The newly released Russell/ASX report for 2008 has found Australian shares outperformed residential property and listed property trusts over the past two decades, giving the best returns for investors.
Australian shares returned 16.2 per cent after tax against 13.4 per cent for residential property at the lowest marginal rate, and 13.9 per cent compared with 12 per cent on property at the highest marginal tax rate.
Barry Lindsay, of First NZ Capital, has crunched the numbers to compare New Zealand's experience with that of Australia.
He found residential property performed marginally better than local shares over the past 20 years, with average returns of 6.8 and 6.5 per cent per annum respectively.
Lindsay concluded New Zealand shares "have not really delivered" over the past two decades when risks are taken into account. "Investors should receive a premium for the volatility or risk associated with shares," he says. "We see shares as offering potentially high long-term returns as the underlying businesses grow. But share prices are volatile over the short term."

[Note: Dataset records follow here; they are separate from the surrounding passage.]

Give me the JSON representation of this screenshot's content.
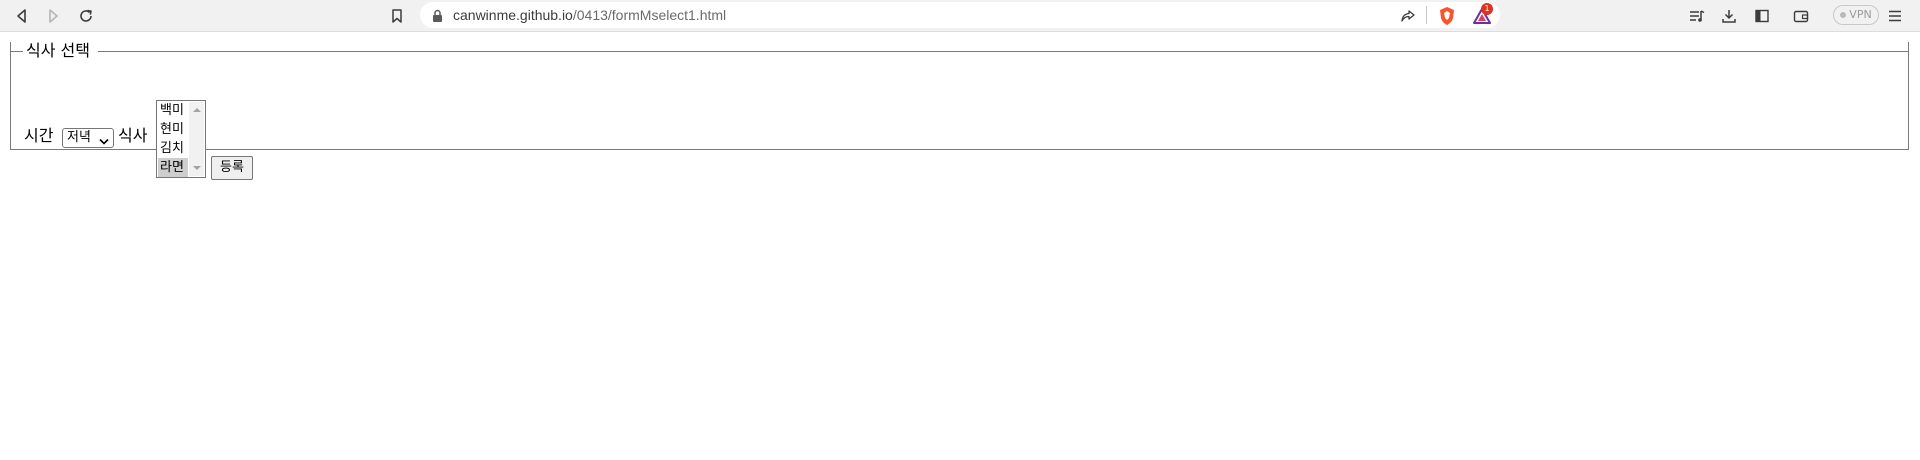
{
  "browser": {
    "url_host": "canwinme.github.io",
    "url_path": "/0413/formMselect1.html",
    "rewards_badge_count": "1",
    "vpn_label": "VPN",
    "icons": [
      "back-icon",
      "forward-icon",
      "reload-icon",
      "bookmark-icon",
      "lock-icon",
      "share-icon",
      "brave-shields-icon",
      "brave-rewards-icon",
      "playlist-icon",
      "download-icon",
      "sidebar-icon",
      "wallet-icon",
      "menu-icon"
    ]
  },
  "form": {
    "legend": "식사 선택",
    "time_label": "시간",
    "time_selected": "저녁",
    "meal_label": "식사",
    "meal_options": [
      "백미",
      "현미",
      "김치",
      "라면"
    ],
    "meal_selected": "라면",
    "submit_label": "등록"
  },
  "colors": {
    "chrome_bg": "#f1f1f1",
    "selected_option_bg": "#cecece",
    "brave_orange": "#fb542b",
    "rewards_badge": "#e0321c"
  }
}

But he says the share returns reflect the entire market, and not individual shares.
"The returns assume that investors receive market-only returns, whereas in most cases they don't. They select investments which may well have performed differently to the market indices. Some would have done considerably better than this, for example Fletcher Building."

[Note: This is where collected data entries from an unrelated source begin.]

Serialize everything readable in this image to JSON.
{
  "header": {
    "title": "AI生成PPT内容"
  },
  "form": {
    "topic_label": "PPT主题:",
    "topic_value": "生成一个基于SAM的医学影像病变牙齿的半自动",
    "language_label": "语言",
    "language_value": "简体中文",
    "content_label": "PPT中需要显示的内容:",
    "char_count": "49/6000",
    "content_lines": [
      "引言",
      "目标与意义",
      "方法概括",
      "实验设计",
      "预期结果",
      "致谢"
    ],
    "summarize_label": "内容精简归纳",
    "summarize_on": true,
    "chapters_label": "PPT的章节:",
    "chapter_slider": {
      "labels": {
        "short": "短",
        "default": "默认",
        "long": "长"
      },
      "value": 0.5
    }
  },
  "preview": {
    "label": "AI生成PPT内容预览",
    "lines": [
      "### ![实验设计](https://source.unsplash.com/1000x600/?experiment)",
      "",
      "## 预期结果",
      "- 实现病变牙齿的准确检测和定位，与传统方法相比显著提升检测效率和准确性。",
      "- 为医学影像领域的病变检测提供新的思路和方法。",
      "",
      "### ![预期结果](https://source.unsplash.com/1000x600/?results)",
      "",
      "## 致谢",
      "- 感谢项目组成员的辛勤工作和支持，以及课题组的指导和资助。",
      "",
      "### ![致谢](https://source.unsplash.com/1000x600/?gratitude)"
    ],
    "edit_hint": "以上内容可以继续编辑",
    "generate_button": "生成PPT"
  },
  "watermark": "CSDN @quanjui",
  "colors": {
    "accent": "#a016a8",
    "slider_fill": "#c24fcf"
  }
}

The residential property returns are those measured by Quotable Value, showing changes in house prices but not income derived from rentals.

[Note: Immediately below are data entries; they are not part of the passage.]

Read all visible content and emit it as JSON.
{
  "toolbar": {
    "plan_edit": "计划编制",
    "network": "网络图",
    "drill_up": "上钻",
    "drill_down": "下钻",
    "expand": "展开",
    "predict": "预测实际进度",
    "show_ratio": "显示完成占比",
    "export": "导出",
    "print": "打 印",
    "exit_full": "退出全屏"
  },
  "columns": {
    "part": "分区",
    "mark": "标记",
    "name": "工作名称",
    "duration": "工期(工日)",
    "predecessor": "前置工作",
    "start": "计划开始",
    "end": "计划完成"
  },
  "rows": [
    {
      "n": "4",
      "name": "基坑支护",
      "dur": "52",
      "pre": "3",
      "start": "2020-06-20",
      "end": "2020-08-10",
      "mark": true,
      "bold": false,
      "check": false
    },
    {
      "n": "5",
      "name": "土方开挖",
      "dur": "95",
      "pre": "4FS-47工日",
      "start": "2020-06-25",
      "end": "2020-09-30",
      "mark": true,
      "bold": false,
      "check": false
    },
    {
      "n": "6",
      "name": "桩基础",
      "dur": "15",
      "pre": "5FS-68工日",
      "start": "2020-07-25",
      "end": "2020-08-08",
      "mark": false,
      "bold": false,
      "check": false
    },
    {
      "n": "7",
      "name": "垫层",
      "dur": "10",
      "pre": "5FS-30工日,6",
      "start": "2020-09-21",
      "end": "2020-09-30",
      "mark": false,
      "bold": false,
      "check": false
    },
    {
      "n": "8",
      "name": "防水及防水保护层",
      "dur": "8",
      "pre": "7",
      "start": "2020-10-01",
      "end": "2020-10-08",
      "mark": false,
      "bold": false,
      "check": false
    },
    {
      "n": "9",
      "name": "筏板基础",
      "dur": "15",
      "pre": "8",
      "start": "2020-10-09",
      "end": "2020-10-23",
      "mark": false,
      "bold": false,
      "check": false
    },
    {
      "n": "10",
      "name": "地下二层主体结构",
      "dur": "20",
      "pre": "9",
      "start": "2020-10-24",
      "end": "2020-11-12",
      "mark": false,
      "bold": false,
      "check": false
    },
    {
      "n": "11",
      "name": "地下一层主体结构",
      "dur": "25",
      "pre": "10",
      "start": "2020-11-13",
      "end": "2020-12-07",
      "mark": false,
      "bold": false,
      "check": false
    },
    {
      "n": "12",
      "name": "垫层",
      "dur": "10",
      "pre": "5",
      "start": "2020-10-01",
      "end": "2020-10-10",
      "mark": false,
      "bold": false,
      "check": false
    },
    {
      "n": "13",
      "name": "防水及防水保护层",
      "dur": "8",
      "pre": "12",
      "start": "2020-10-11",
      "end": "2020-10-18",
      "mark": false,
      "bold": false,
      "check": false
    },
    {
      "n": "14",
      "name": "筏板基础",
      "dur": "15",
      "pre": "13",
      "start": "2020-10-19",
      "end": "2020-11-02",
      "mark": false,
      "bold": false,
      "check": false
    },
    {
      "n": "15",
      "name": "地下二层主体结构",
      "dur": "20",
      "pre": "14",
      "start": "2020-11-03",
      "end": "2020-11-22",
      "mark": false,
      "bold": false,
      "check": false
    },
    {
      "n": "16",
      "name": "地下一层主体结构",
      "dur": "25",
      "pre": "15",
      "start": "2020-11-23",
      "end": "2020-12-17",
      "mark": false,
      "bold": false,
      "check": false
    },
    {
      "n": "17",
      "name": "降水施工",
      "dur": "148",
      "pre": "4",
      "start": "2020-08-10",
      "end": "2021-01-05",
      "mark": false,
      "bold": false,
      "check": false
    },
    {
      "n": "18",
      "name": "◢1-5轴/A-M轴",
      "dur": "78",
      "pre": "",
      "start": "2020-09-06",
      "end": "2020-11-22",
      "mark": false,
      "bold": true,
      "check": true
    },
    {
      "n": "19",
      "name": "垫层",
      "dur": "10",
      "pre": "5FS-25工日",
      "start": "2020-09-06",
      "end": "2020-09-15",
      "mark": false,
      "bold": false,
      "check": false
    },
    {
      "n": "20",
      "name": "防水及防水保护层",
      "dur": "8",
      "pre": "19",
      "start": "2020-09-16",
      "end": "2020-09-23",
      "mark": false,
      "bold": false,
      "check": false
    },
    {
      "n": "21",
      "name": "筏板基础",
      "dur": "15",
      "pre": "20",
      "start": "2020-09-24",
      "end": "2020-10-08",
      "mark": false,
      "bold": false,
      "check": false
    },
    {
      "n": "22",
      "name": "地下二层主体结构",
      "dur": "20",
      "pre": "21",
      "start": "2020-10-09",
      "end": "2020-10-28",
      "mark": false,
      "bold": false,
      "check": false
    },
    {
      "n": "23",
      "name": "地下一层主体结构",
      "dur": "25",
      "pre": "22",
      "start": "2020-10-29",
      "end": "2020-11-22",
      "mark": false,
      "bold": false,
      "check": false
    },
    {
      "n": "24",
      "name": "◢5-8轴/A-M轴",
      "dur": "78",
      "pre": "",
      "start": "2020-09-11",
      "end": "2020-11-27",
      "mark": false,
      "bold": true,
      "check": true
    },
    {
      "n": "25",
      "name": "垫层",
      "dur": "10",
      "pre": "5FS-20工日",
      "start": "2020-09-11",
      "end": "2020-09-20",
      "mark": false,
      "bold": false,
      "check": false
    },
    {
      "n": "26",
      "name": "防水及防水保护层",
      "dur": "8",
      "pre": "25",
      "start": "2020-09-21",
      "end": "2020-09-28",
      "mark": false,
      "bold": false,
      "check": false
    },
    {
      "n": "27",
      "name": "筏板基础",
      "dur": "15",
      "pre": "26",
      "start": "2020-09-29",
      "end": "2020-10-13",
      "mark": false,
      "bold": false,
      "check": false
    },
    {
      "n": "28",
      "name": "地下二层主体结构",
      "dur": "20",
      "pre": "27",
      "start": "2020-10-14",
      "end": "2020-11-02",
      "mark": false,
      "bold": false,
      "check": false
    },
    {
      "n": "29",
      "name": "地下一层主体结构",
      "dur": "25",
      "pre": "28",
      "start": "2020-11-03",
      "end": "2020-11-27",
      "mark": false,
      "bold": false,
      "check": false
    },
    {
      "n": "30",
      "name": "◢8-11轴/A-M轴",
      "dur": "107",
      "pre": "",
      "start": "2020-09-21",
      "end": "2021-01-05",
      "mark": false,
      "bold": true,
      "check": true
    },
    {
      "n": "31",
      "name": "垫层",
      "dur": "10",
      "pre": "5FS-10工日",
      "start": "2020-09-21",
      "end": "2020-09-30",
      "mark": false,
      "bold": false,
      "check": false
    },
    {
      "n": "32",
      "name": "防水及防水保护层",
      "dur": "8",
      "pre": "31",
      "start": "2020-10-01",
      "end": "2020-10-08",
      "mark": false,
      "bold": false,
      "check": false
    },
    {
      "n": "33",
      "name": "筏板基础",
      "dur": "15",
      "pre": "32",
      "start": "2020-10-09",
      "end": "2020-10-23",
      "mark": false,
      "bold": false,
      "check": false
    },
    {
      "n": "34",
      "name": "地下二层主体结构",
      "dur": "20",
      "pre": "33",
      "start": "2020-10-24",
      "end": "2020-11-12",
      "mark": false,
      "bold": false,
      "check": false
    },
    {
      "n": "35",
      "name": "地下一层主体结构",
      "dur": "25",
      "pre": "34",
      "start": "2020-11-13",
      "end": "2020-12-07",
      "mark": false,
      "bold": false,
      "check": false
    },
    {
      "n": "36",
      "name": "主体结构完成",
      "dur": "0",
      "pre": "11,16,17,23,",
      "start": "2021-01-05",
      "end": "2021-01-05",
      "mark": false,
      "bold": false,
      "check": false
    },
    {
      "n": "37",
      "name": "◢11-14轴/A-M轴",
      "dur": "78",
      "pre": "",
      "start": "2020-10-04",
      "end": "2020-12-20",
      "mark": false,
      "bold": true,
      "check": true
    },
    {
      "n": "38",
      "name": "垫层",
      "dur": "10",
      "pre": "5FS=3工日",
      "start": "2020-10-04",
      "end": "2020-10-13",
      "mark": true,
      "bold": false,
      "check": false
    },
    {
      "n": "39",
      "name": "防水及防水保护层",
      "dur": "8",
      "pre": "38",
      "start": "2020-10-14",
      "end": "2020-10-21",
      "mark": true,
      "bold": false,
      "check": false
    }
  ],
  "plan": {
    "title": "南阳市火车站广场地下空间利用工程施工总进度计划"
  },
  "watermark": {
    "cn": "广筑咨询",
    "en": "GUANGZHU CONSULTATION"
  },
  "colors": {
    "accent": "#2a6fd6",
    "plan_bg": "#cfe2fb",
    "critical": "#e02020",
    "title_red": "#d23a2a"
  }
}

Lindsay says residential property has actually performed better than the returns shown in the table, as investment properties would have delivered income to supplement the capital growth.
There are pros and cons to each investment class, says Lindsay. Shares are liquid and can be readily sold if necessary.
Residential property will always be needed and investors can add value directly, while most shareholders cannot influence the fortunes of the companies they invest in. However, residential property is illiquid.
Property accountant Mark Withers says the real power of property is the leverage: "Banks are reluctant to lend against shares, while with property, typically you can control a large amount of money with a small deposit. When you express the returns as a percentage of what you've put in from your own money, they can be exceptional - nothing else really will ever beat it."
Another accountant, Matthew Gilligan, agrees property outperforms shares because of its leveraging advantages. Investors regularly borrow up to 80 per cent of the value of a property, but it's unusual to be able to borrow more than 50 per cent of the value of shares. "Factor this in, property beats shares hands down on the same analysis."
But Withers cautions that the power of leverage cuts both ways, and in a property market downturn "you can leverage yourself out of a fortune as well".
Bruce Sheppard, chairman of the Shareholders Association, says the key to profitable investing in any asset class is "taking responsibility for your own decisions - deciding on an investment plan, becoming financially literate enough to understand the issues, and executing it with intelligence".
He says: "If you are a good stock picker, your return on shares would be considerably better than property."